Irene stepped into the rain.
Anything to get away from the noise.
She leaned against a wall, and turned her gaze from the cold and sharp-edged courtyard to look up at The House.
You could see it looming from here, Atreus had built his big office building right across the street from the old family home. An incongruous, inconvenient location for it. A fuck you to any city planner that thought they actually had any power in his city. Not that grand gestures were necessary. The House had been the heart of the city for generations.
But we turn our eyes back to Irene, who was thinking about how she’d promised the new intern that they weren’t hired just to do coffee runs, and how the minute the world hits a certain chaos threshold there was no longer space for kindness.
Like a silent little shadow, The Intern ducked into the courtyard, with a latte and an umbrella. They handed the drink to Irene, and offered her the umbrella, which she waved away.

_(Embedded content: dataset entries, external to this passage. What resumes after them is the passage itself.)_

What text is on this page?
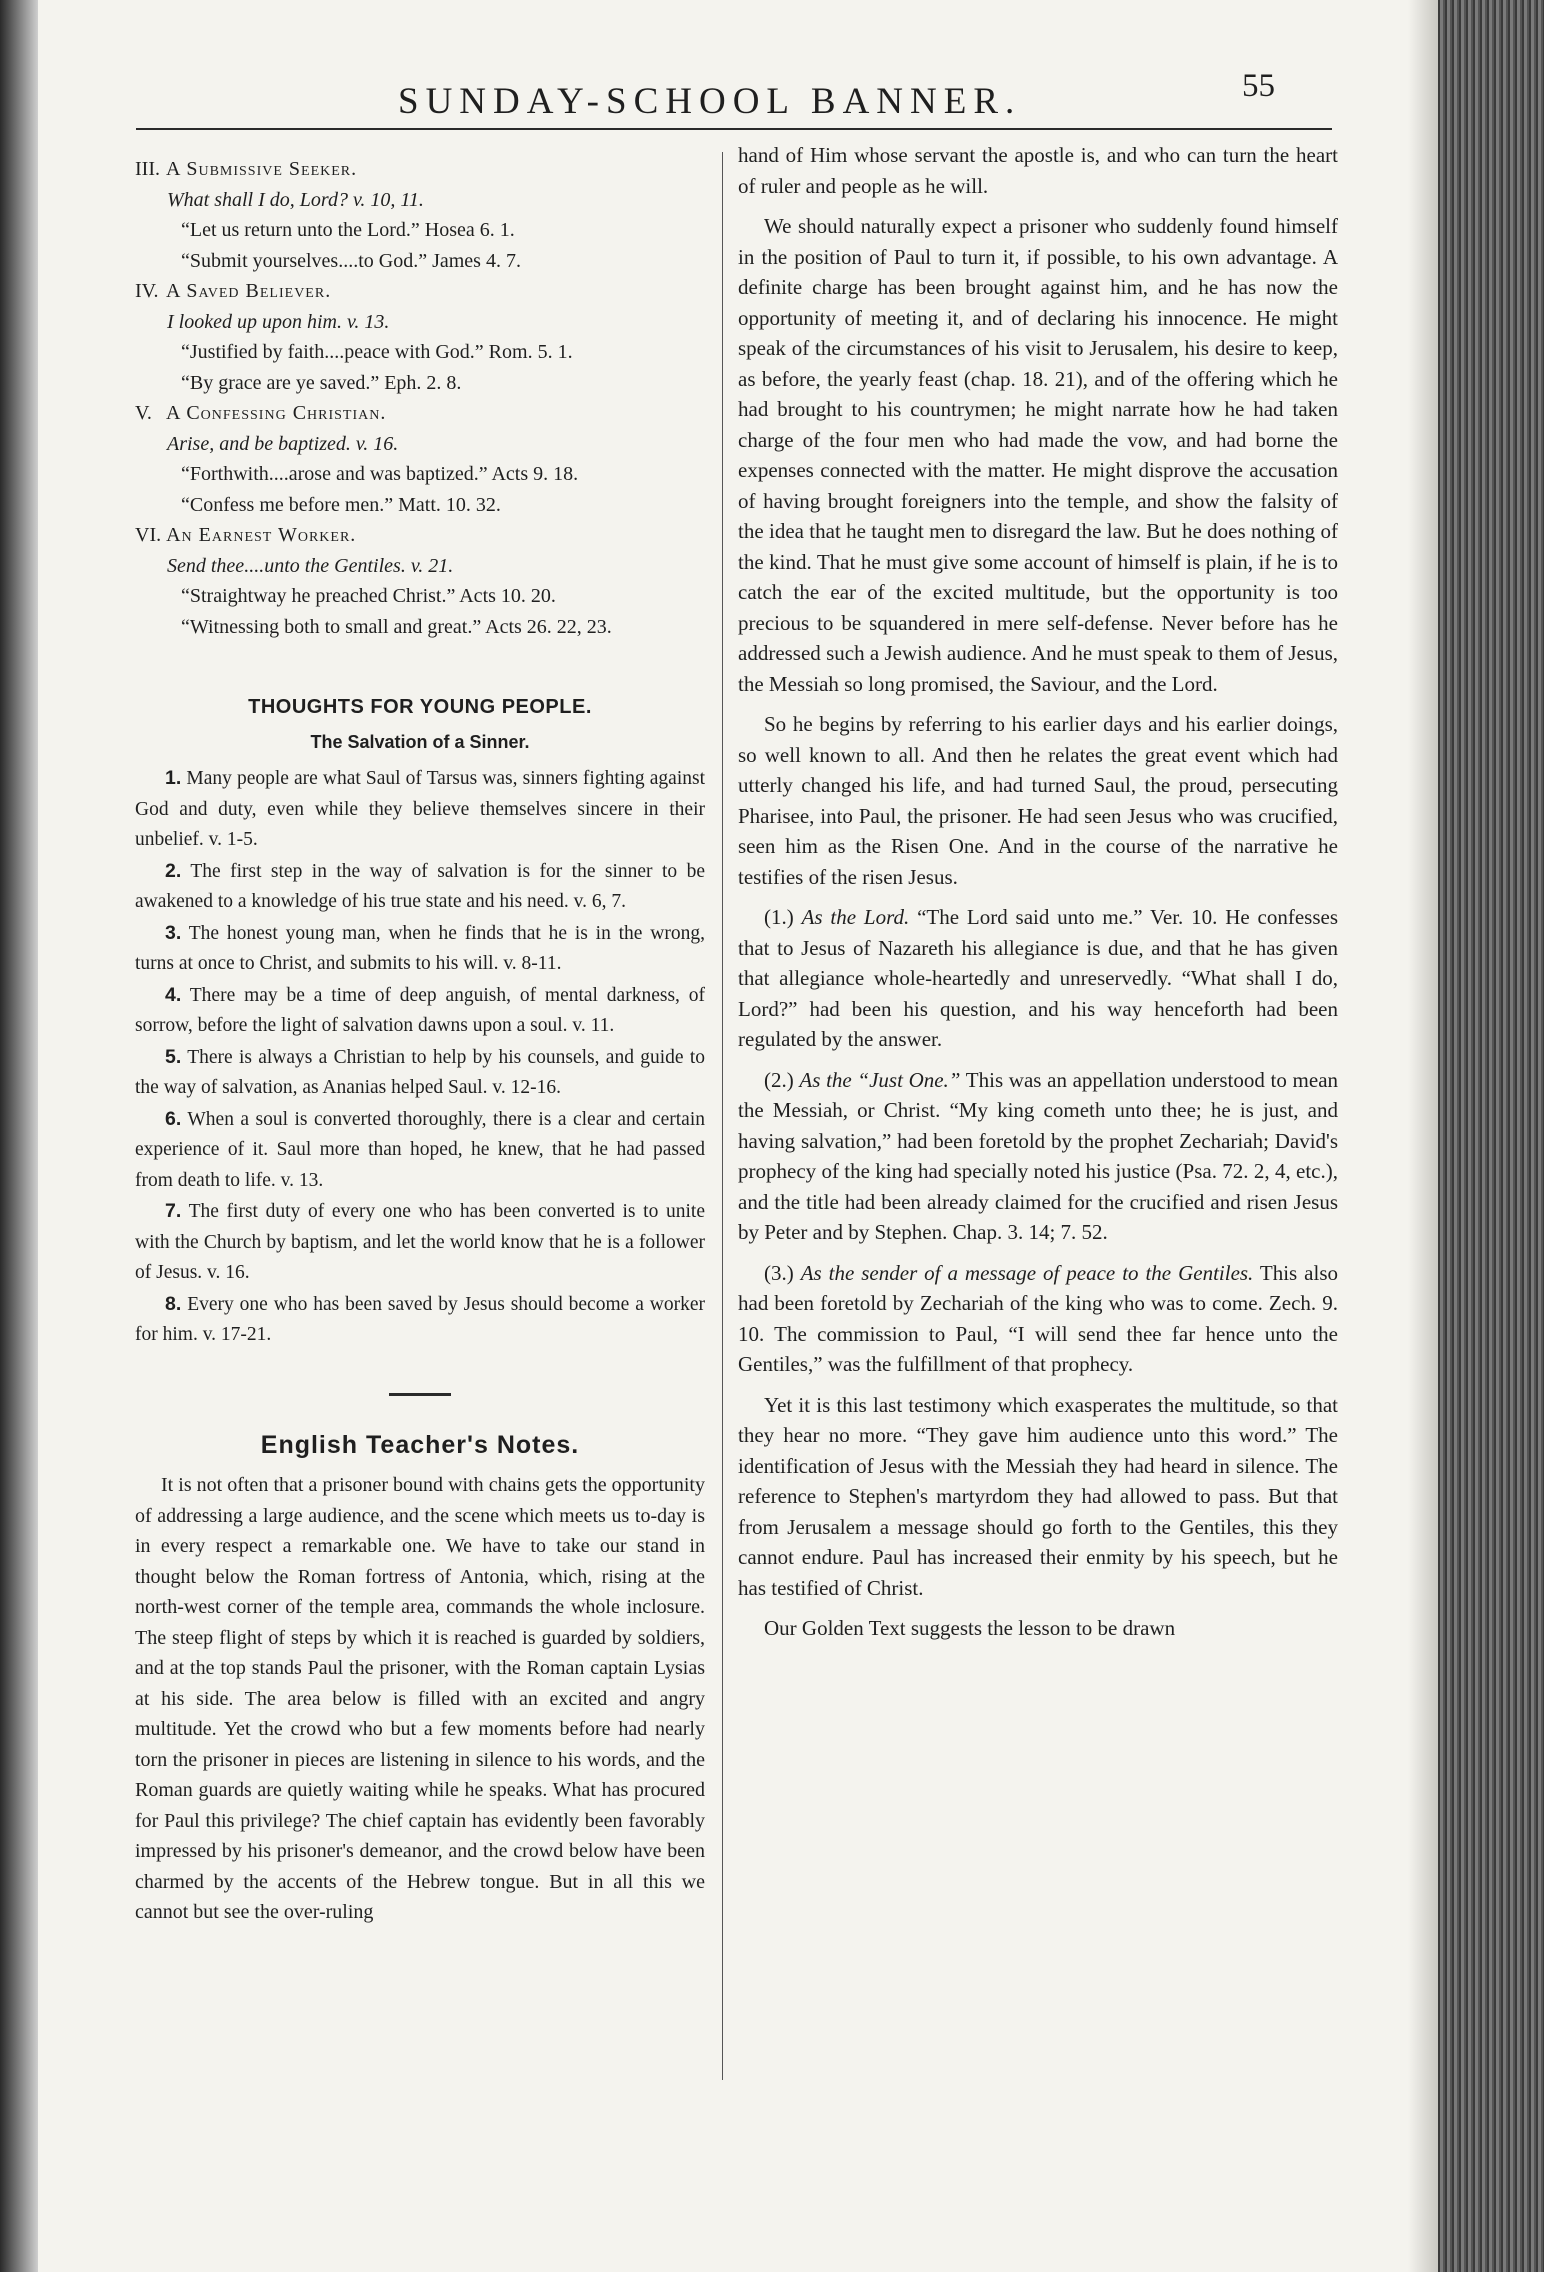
SUNDAY-SCHOOL BANNER.	55

III. A Submissive Seeker.

What shall I do, Lord? v. 10, 11.

“Let us return unto the Lord.” Hosea 6. 1.

“Submit yourselves....to God.” James 4. 7.

IV. A Saved Believer.

I looked up upon him. v. 13.

“Justified by faith....peace with God.” Rom. 5. 1.

“By grace are ye saved.” Eph. 2. 8.

V. A Confessing Christian.

Arise, and be baptized. v. 16.

“Forthwith....arose and was baptized.” Acts 9. 18.

“Confess me before men.” Matt. 10. 32.

VI. An Earnest Worker.

Send thee....unto the Gentiles. v. 21.

“Straightway he preached Christ.” Acts 10. 20.

“Witnessing both to small and great.” Acts 26. 22, 23.

THOUGHTS FOR YOUNG PEOPLE.
The Salvation of a Sinner.

1. Many people are what Saul of Tarsus was, sinners fighting against God and duty, even while they believe themselves sincere in their unbelief. v. 1-5.

2. The first step in the way of salvation is for the sinner to be awakened to a knowledge of his true state and his need. v. 6, 7.

3. The honest young man, when he finds that he is in the wrong, turns at once to Christ, and submits to his will. v. 8-11.

4. There may be a time of deep anguish, of mental darkness, of sorrow, before the light of salvation dawns upon a soul. v. 11.

5. There is always a Christian to help by his counsels, and guide to the way of salvation, as Ananias helped Saul. v. 12-16.

6. When a soul is converted thoroughly, there is a clear and certain experience of it. Saul more than hoped, he knew, that he had passed from death to life. v. 13.

7. The first duty of every one who has been converted is to unite with the Church by baptism, and let the world know that he is a follower of Jesus. v. 16.

8. Every one who has been saved by Jesus should become a worker for him. v. 17-21.

English Teacher's Notes.

It is not often that a prisoner bound with chains gets the opportunity of addressing a large audience, and the scene which meets us to-day is in every respect a remarkable one. We have to take our stand in thought below the Roman fortress of Antonia, which, rising at the north-west corner of the temple area, commands the whole inclosure. The steep flight of steps by which it is reached is guarded by soldiers, and at the top stands Paul the prisoner, with the Roman captain Lysias at his side. The area below is filled with an excited and angry multitude. Yet the crowd who but a few moments before had nearly torn the prisoner in pieces are listening in silence to his words, and the Roman guards are quietly waiting while he speaks. What has procured for Paul this privilege? The chief captain has evidently been favorably impressed by his prisoner's demeanor, and the crowd below have been charmed by the accents of the Hebrew tongue. But in all this we cannot but see the over-ruling

hand of Him whose servant the apostle is, and who can turn the heart of ruler and people as he will.

We should naturally expect a prisoner who suddenly found himself in the position of Paul to turn it, if possible, to his own advantage. A definite charge has been brought against him, and he has now the opportunity of meeting it, and of declaring his innocence. He might speak of the circumstances of his visit to Jerusalem, his desire to keep, as before, the yearly feast (chap. 18. 21), and of the offering which he had brought to his countrymen; he might narrate how he had taken charge of the four men who had made the vow, and had borne the expenses connected with the matter. He might disprove the accusation of having brought foreigners into the temple, and show the falsity of the idea that he taught men to disregard the law. But he does nothing of the kind. That he must give some account of himself is plain, if he is to catch the ear of the excited multitude, but the opportunity is too precious to be squandered in mere self-defense. Never before has he addressed such a Jewish audience. And he must speak to them of Jesus, the Messiah so long promised, the Saviour, and the Lord.

So he begins by referring to his earlier days and his earlier doings, so well known to all. And then he relates the great event which had utterly changed his life, and had turned Saul, the proud, persecuting Pharisee, into Paul, the prisoner. He had seen Jesus who was crucified, seen him as the Risen One. And in the course of the narrative he testifies of the risen Jesus.

(1.) As the Lord. “The Lord said unto me.” Ver. 10. He confesses that to Jesus of Nazareth his allegiance is due, and that he has given that allegiance whole-heartedly and unreservedly. “What shall I do, Lord?” had been his question, and his way henceforth had been regulated by the answer.

(2.) As the “Just One.” This was an appellation understood to mean the Messiah, or Christ. “My king cometh unto thee; he is just, and having salvation,” had been foretold by the prophet Zechariah; David's prophecy of the king had specially noted his justice (Psa. 72. 2, 4, etc.), and the title had been already claimed for the crucified and risen Jesus by Peter and by Stephen. Chap. 3. 14; 7. 52.

(3.) As the sender of a message of peace to the Gentiles. This also had been foretold by Zechariah of the king who was to come. Zech. 9. 10. The commission to Paul, “I will send thee far hence unto the Gentiles,” was the fulfillment of that prophecy.

Yet it is this last testimony which exasperates the multitude, so that they hear no more. “They gave him audience unto this word.” The identification of Jesus with the Messiah they had heard in silence. The reference to Stephen's martyrdom they had allowed to pass. But that from Jerusalem a message should go forth to the Gentiles, this they cannot endure. Paul has increased their enmity by his speech, but he has testified of Christ.

Our Golden Text suggests the lesson to be drawn
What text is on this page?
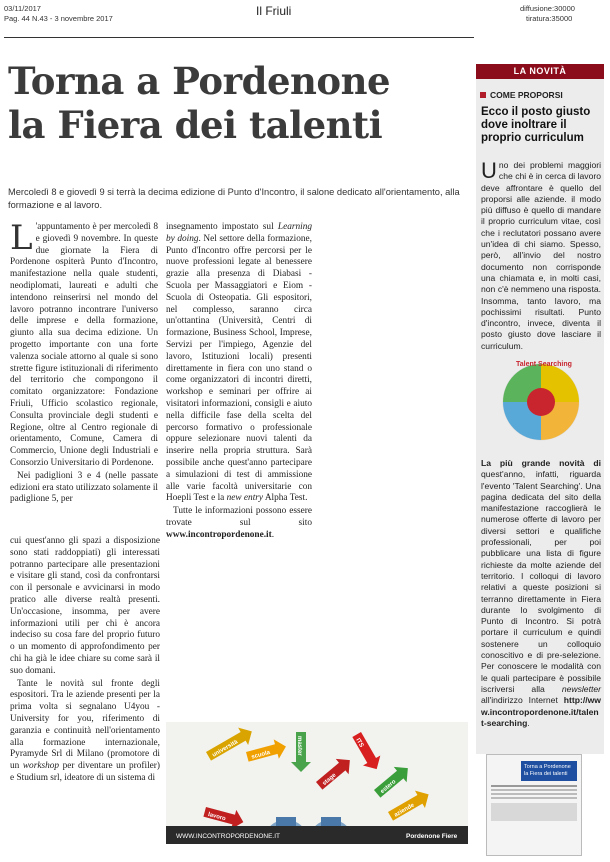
03/11/2017
Pag. 44 N.43 - 3 novembre 2017
Il Friuli	diffusione:30000
tiratura:35000
Torna a Pordenone
la Fiera dei talenti
Mercoledì 8 e giovedì 9 si terrà la decima edizione di Punto d'Incontro, il salone dedicato all'orientamento, alla formazione e al lavoro.

L 'appuntamento è per mercoledì 8 e giovedì 9 novembre. In queste due giornate la Fiera di Pordenone ospiterà Punto d'Incontro, manifestazione nella quale studenti, neodiplomati, laureati e adulti che intendono reinserirsi nel mondo del lavoro potranno incontrare l'universo delle imprese e della formazione, giunto alla sua decima edizione. Un progetto importante con una forte valenza sociale attorno al quale si sono strette figure istituzionali di riferimento del territorio che compongono il comitato organizzatore: Fondazione Friuli, Ufficio scolastico regionale, Consulta provinciale degli studenti e Regione, oltre al Centro regionale di orientamento, Comune, Camera di Commercio, Unione degli Industriali e Consorzio Universitario di Pordenone.

Nei padiglioni 3 e 4 (nelle passate edizioni era stato utilizzato solamente il padiglione 5, per

insegnamento impostato sul Learning by doing. Nel settore della formazione, Punto d'Incontro offre percorsi per le nuove professioni legate al benessere grazie alla presenza di Diabasi - Scuola per Massaggiatori e Eiom -Scuola di Osteopatia. Gli espositori, nel complesso, saranno circa un'ottantina (Università, Centri di formazione, Business School, Imprese, Servizi per l'impiego, Agenzie del lavoro, Istituzioni locali) presenti direttamente in fiera con uno stand o come organizzatori di incontri diretti, workshop e seminari per offrire ai visitatori informazioni, consigli e aiuto nella difficile fase della scelta del percorso formativo o professionale oppure selezionare nuovi talenti da inserire nella propria struttura. Sarà possibile anche quest'anno partecipare a simulazioni di test di ammissione alle varie facoltà universitarie con Hoepli Test e la new entry Alpha Test.

Tutte le informazioni possono essere trovate sul sito www.incontropordenone.it.

cui quest'anno gli spazi a disposizione sono stati raddoppiati) gli interessati potranno partecipare alle presentazioni e visitare gli stand, così da confrontarsi con il personale e avvicinarsi in modo pratico alle diverse realtà presenti. Un'occasione, insomma, per avere informazioni utili per chi è ancora indeciso su cosa fare del proprio futuro o un momento di approfondimento per chi ha già le idee chiare su come sarà il suo domani.

Tante le novità sul fronte degli espositori. Tra le aziende presenti per la prima volta si segnalano U4you - University for you, riferimento di garanzia e continuità nell'orientamento alla formazione internazionale, Pyramyde Srl di Milano (promotore di un workshop per diventare un profiler) e Studium srl, ideatore di un sistema di

università scuola	master
stage
ITS
estero
aziende
lavoro
WWW.INCONTROPORDENONE.IT	Pordenone Fiere
LA NOVITÀ
COME PROPORSI
Ecco il posto giusto dove inoltrare il proprio curriculum
Uno dei problemi maggiori che chi è in cerca di lavoro deve affrontare è quello del proporsi alle aziende. il modo più diffuso è quello di mandare il proprio curriculum vitae, così che i reclutatori possano avere un'idea di chi siamo. Spesso, però, all'invio del nostro documento non corrisponde una chiamata e, in molti casi, non c'è nemmeno una risposta. Insomma, tanto lavoro, ma pochissimi risultati. Punto d'incontro, invece, diventa il posto giusto dove lasciare il curriculum.
Talent Searching
La più grande novità di quest'anno, infatti, riguarda l'evento 'Talent Searching'. Una pagina dedicata del sito della manifestazione raccoglierà le numerose offerte di lavoro per diversi settori e qualifiche professionali, per poi pubblicare una lista di figure richieste da molte aziende del territorio. I colloqui di lavoro relativi a queste posizioni si terranno direttamente in Fiera durante lo svolgimento di Punto di Incontro. Si potrà portare il curriculum e quindi sostenere un colloquio conoscitivo e di pre-selezione. Per conoscere le modalità con le quali partecipare è possibile iscriversi alla newsletter all'indirizzo Internet http://www.incontropordenone.it/talent-searching.
Torna a Pordenone la Fiera dei talenti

“I should have left these people years ago,” Irene sighed, taking a sip of coffee, “is this peppermint?”
The intern nodded, and she said, “I hate peppermint.”
“Um, do you-I mean I can get you something else?”
“It’s fine,” she said, continuing to drink the offending latte. The Intern produced a tablet from a coat pocket and, sheltering it under the umbrella, held it up to Irene. She nodded at the tablet “what’s that about.”
“Oh! Right, yes, I um, so the numbers on the post about, right, it’s—”
“Get to the point.”
“Engagement is up but, well, there are a lot of questions about the first daughter?”
“We don’t respond to those,” Irene snapped.
“I know, I know that’s what you said, just it’s a real spike and—”
Irene looked at them, a little pitying, wondering what it was like to be young and stupid.
“We don’t engage with conspiracy and misinformation. We’ll get plenty of draw from the main event here, trust me. Just take a breath.”
They were silent for a bit, Irene drinking her bad coffee, the kid staring at numbers on their tablet. Eventually, they said “did you see the fireworks last night?”
“Impossible to miss.”
“I mean, I know there have been issues communicating between here and Troy, but why announce it like that?”
“She has a flare for the dramatic,” Irene shrugged, “Spend enough time with these people and you’ll stop asking questions.”
They stood there, listening to the rain fall, and Irene had just started talking herself into going back in when The Intern said “Is it true that he killed a deer before the war, like, as a sacrifice? For the gods?”
“I don’t know kid, he’s religious, so maybe? What does it matter, it’s over now. Come on, the rain’s about to pick up, let’s go inside.”
The Intern followed Irene back into the heavily air-conditioned office building, both of them to remain blissfully safe on the periphery of the story.